What an inspiration. Thank you for sharing about this light shining for Jesus in every way she could.
Ahhh, thank you Debbie 🙂
What a beautiful… beautiful “Life” story… What precious and amazing memories !!! Thank you so much for sharing her story so vividly and the pictures are wonderful !!! Inspiring!!
Thank you for taking the time to comment and leave such a lovely message Terri. I appreciate it so much.
Your sweet tribute to your mother-in-law makes me feel I missed the opportunity to meet one heck of a lady. I hope I am able to live free like her until I’m ready to meet my maker.
The most important quality is integrity. She was a woman of character AND integrity. Thank you Sugar.
What a wonderful tribute, Patti. It sounds like she was an amazing woman.
My mother-in-law is visiting us this weekend. She, too, is wonderful–generous, accepting, kind, hard-working, and wise. Your loss is a great reminder to me to treasure each day I have with my “bonus mom.”
Grace as you mourn her loss in the coming weeks!
I love that you call your MIL your “bonus mom.” Have a great weekend with her and give her a hug from me. <3
Oh Patti, what an amazing woman! Just looking at her you can tell that she had a lot of spunk. What a blessing to have had her in your life!! Thanks for sharing with SYC.
hugs,
Jann
Thank YOU Jann 🙂
I am sorry for your loss Patti. How wonderful a tribute to your MIL.Thanks for sharing at Home Sweet Home!

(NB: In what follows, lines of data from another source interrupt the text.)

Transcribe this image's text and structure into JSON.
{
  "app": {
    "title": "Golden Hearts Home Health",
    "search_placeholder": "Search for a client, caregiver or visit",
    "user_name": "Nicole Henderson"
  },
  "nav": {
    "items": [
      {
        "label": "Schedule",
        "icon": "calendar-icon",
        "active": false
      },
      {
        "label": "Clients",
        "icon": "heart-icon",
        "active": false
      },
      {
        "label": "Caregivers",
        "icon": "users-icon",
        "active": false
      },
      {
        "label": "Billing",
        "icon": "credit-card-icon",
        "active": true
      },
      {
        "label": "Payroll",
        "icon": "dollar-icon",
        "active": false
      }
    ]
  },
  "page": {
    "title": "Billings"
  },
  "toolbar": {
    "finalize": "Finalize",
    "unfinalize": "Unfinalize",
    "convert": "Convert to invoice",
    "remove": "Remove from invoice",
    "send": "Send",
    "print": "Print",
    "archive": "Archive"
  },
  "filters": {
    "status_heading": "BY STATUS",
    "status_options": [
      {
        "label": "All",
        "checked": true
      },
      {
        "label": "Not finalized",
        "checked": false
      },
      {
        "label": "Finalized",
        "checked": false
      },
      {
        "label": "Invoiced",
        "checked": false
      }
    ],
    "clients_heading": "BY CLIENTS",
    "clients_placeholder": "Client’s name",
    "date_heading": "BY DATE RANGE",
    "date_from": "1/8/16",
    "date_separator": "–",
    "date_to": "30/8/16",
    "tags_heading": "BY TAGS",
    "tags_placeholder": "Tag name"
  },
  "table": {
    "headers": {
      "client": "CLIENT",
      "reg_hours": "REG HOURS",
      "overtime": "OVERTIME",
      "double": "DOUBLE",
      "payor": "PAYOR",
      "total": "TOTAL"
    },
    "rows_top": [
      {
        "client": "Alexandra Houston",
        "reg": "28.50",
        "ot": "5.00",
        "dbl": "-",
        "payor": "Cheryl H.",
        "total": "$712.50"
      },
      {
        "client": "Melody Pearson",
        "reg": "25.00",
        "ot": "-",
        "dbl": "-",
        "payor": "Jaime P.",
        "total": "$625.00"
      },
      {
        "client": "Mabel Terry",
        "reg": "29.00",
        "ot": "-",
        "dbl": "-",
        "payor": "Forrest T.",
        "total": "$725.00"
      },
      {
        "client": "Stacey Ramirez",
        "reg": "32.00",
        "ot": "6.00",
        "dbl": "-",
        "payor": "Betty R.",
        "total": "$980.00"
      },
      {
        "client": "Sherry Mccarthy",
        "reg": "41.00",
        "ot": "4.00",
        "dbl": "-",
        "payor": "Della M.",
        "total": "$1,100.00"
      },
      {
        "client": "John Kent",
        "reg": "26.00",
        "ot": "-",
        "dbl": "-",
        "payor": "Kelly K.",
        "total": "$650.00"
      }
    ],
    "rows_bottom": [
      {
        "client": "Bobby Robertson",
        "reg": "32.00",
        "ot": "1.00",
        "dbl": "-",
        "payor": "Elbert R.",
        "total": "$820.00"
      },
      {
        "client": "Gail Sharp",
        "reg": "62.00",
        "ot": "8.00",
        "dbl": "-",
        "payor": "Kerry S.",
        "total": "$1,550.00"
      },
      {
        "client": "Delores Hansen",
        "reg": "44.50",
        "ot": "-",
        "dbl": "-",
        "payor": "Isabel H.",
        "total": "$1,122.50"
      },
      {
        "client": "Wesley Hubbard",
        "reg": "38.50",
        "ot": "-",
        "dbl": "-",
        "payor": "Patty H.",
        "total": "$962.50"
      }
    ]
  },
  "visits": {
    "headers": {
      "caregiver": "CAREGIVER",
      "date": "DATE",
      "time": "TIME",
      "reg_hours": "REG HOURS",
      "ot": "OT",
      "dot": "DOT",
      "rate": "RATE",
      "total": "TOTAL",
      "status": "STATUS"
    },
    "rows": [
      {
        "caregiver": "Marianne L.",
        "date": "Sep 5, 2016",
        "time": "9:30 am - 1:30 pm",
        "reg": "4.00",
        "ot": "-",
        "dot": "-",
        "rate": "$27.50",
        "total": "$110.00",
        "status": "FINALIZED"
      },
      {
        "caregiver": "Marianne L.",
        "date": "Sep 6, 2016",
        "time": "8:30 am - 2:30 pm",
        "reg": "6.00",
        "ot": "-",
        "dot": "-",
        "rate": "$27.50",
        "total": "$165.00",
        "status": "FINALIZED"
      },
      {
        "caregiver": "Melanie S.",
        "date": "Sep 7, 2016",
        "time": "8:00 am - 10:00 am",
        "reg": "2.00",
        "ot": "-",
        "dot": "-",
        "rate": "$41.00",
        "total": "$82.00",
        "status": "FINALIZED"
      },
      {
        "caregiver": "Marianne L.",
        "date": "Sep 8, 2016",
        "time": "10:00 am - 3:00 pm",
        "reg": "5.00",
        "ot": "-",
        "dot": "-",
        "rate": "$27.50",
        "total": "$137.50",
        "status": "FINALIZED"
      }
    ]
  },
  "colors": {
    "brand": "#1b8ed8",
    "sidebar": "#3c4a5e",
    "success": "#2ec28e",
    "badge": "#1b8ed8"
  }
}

Thank you Sherry. I appreciate that so much.
What a wonderful tribute to this amazing woman! So inspiring. You were blessed to have her as your mother-in-law, and she was blessed to have you as daughter-in-law.
It’s so cool to think of her now being reunited with loved ones who’ve preceded her in passing. I like to think of my mom getting to know her. 🙂 I look forward to meeting her myself!